Cirsium eriophorum
Cirsium eriophorum (L.) Scop. — cirse laineux
Bisannuelle de la famille des Astéracées, le cirse laineux est l'un des chardons les plus imposants et les plus spectaculaires de la flore européenne. Il se rencontre principalement en Europe centrale et occidentale, avec une répartition qui couvre une bonne partie de la France, surtout sur les sols calcaires. En Île-de-France, il est présent mais localisé, et son observation reste toujours un moment marquant sur le terrain.
Autour de Luzarches, l'espèce est à rechercher sur les coteaux calcaires exposés, les talus bien drainés en lisière des boisements, et les bords de chemins peu fréquentés traversant les milieux ouverts. Elle affectionne les sols pierreux ou caillouteux, pauvres en matière organique, où la végétation reste basse et peu concurrente. Sa présence dans ce secteur est plausible compte tenu des habitats disponibles, mais une vérification sur les bases de données régionales comme Florif Île-de-France est recommandée avant de l'affirmer avec certitude pour les communes immédiatement voisines.

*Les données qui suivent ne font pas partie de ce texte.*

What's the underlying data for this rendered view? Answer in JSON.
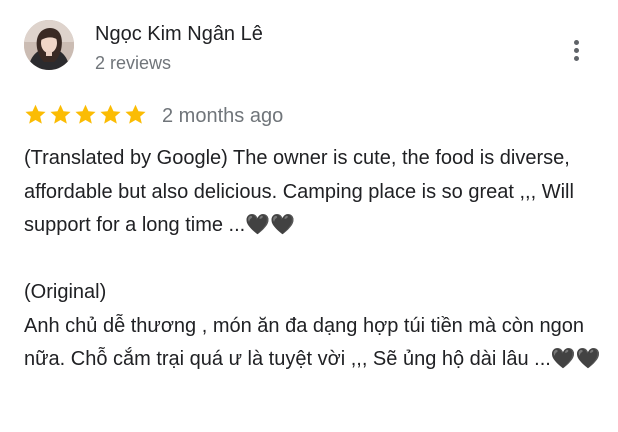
{
  "review": {
    "author_name": "Ngọc Kim Ngân Lê",
    "review_count": "2 reviews",
    "rating": 5,
    "rating_max": 5,
    "date": "2 months ago",
    "translated_text": "(Translated by Google) The owner is cute, the food is diverse, affordable but also delicious. Camping place is so great ,,, Will support for a long time ...🖤🖤",
    "original_label": "(Original)",
    "original_text": "Anh chủ dễ thương , món ăn đa dạng hợp túi tiền mà còn ngon nữa.  Chỗ cắm trại quá ư là tuyệt vời ,,, Sẽ ủng hộ dài lâu ...🖤🖤"
  },
  "icons": {
    "avatar": "user-photo",
    "more": "more-vertical-icon",
    "star": "star-icon"
  },
  "colors": {
    "star": "#fbbc04",
    "text": "#202124",
    "secondary_text": "#70757a",
    "icon": "#5f6368"
  }
}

La première année, la plante forme une large rosette basale très épineuse et remarquable, aplatie au sol, dont les feuilles profondément découpées sont d'un vert glauque dessus et blanchâtres dessous. Cette rosette peut dépasser cinquante centimètres de diamètre et ressemble à une étoile à épines multiples posée sur le sol. C'est déjà suffisant pour attirer l'œil du promeneur attentif. La deuxième année, la tige florale s'élève vigoureusement jusqu'à un mètre cinquante, parfois deux mètres dans les stations favorables. Elle est dressée, robuste, couverte d'un duvet blanchâtre dense, et porte des feuilles caulinaires épineuses non décurrentes sur la tige, ce qui distingue le cirse laineux du cirse commun.
Les capitules sont la marque la plus saisissante de cette espèce. Volumineux, globuleux, ils peuvent atteindre cinq à six centimètres de diamètre et sont enveloppés d'une toison laineuse blanche et dense qui leur donne un aspect cotonneux très caractéristique, bien visible sur les photographies. Les bractées de l'involucre se terminent par une épine robuste, et l'ensemble de ce capitule fermé ou en cours d'ouverture ressemble à une petite sphère ouatée mouchetée de pourpre. À pleine floraison, les fleurs tubuleuses d'un rose-pourpre vif émergent de cette masse laineuse et forment un pompon dense et lumineux, très attractif pour les bourdons et diverses espèces de papillons. La scène d'un bourdon terrestre s'enfonçant dans les fleurs d'un capitule ouvert est fréquente et facile à observer.
Dans la nature, sa floraison s'étend de juillet à septembre.
Après la floraison, le capitule se dessèche progressivement et finit par former une boule laineuse blanche d'où s'échappent les akènes munis d'un long pappus plumeleux, dispersés par le vent. Ces capitules fructifiés persistent souvent sur la tige jusqu'à l'automne avancé et restent identifiables longtemps après la fin de la saison.
Le nom eriophorum fait directement référence à cette laine abondante, du grec erion, laine, et phoros, qui porte. C'est l'un des rares cas où l'épithète latine décrit avec une précision parfaite ce que l'on voit sur le terrain au premier regard. Les chardonneret élégant fréquentent volontiers les capitules en graines pour s'y nourrir, faisant du cirse laineux une plante à double intérêt écologique, d'abord pour les pollinisateurs lors de la floraison, puis pour les granivores à la fructification.